While the Ethiopian government has made significant efforts to improve reception conditions for returning migrants, challenges and gaps remain. Shelter capacity for new arrivals is limited. Reception facilities are overcrowded and there are inadequate measures in place to reduce the spread of communicable diseases, including COVID-19. And, because most migrants pass quickly in and out of reception centers, there often isn’t enough time to get them the care and services they need. If the number of arrivals increases as expected throughout 2021, these gaps will only grow.
Upon arrival at the airport, returnees with mild to moderate mental health issues are referred to MSF’s therapeutic counseling center (TCC) in Addis Ababa. Depending on their needs, they might spend a few days or up to a month or more at the center where they receive food, clothes, shelter, and assistance for transportation until they are ready to go home.
MSF physicians also treat injuries and other medical needs. In individual and group therapy sessions, our psychologists provide counseling and empower patients with coping strategies to help them overcome common mental health issues, like post-traumatic stress disorder (PTSD), depression, anxiety, and insomnia.
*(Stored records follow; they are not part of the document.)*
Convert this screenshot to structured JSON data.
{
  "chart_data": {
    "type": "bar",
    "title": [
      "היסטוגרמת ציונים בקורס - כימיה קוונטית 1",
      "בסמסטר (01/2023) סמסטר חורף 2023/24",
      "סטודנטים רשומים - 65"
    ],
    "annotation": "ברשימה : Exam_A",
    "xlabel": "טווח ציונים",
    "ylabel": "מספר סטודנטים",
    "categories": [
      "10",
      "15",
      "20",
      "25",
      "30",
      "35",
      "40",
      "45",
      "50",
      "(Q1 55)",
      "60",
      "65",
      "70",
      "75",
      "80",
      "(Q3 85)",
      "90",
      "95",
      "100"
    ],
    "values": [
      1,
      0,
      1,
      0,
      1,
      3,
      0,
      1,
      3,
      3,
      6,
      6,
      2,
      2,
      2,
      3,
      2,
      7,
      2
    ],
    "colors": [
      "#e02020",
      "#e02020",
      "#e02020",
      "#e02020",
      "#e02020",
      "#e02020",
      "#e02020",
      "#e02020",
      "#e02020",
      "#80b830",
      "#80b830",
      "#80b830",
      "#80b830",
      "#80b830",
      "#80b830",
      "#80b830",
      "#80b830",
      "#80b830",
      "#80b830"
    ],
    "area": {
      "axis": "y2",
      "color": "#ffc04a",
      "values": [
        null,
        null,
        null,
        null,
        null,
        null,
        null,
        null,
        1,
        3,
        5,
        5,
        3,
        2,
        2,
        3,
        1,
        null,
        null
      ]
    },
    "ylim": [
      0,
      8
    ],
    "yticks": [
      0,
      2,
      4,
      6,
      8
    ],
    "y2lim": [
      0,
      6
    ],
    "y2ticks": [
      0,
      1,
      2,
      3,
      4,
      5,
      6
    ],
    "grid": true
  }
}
Simple activities like playing games, drawing, doing laundry, and having lunch together help patients reestablish a sense of normalcy and dignity.
Now 30 years old, Muntaha is one of 15 patients currently being treated at the TCC. She is finally receiving follow-up medical treatment for the injuries she sustained in Saudi Arabia. And, through group and private sessions with MSF psychologists, she has started processing what she’s experienced and learning how to manage her ongoing mental health symptoms.
Very soon, she will be ready to return to her home region. When patients are ready to leave the TCC, MSF connects them with services in their area, and TCC staff continue to follow up with them remotely. “Now, I just miss my children,” said Muntaha. “So I want to go to them.”
An uncertain future
For other returnees, the prospect of returning home can come with a host of new fears and challenges. There can be shame and even stigma in returning empty-handed after migrating to earn money for one’s family. Some returnees have caused their families to go deeper into debt to pay traffickers along the route, putting their loved ones in an even worse financial situation. Beyond the pressures of unmet expectations, some deportees return home with mental health conditions that require ongoing care, a reality that some families and communities struggle to accept.
Support services for reintegration are limited at best and non-existent in many areas. Ensuring continuity of medical and mental health care is also a significant challenge. There is little to no access to mental health services, including psychiatric care, outside of Addis Ababa, especially in remote areas of Ethiopia. Therefore, after patients are discharged, they face a high risk of relapsing.
Lack of follow-up, especially for returnees with specific medical and social needs, not only compromises access to vital health services and reintegration into the community, it also increases their risk of repeat migration abroad. Many returnees decide they have no choice but to try the journey again and re-expose themselves to the same traumas.
For these reasons, MSF will soon expand its existing follow-up services for patients after they return home. The team at the TCC has already started accompanying particularly vulnerable patients back to their communities, helping to improve acceptance, ensure continued medical care, and facilitate their reintegration. TCC staff have seen first-hand the difference it makes when returnees receive support and resources, both upon arrival and during their uncertain transition home. For many, it can be the deciding factor in whether they repeat this traumatic cycle of migration, detention, and deportation.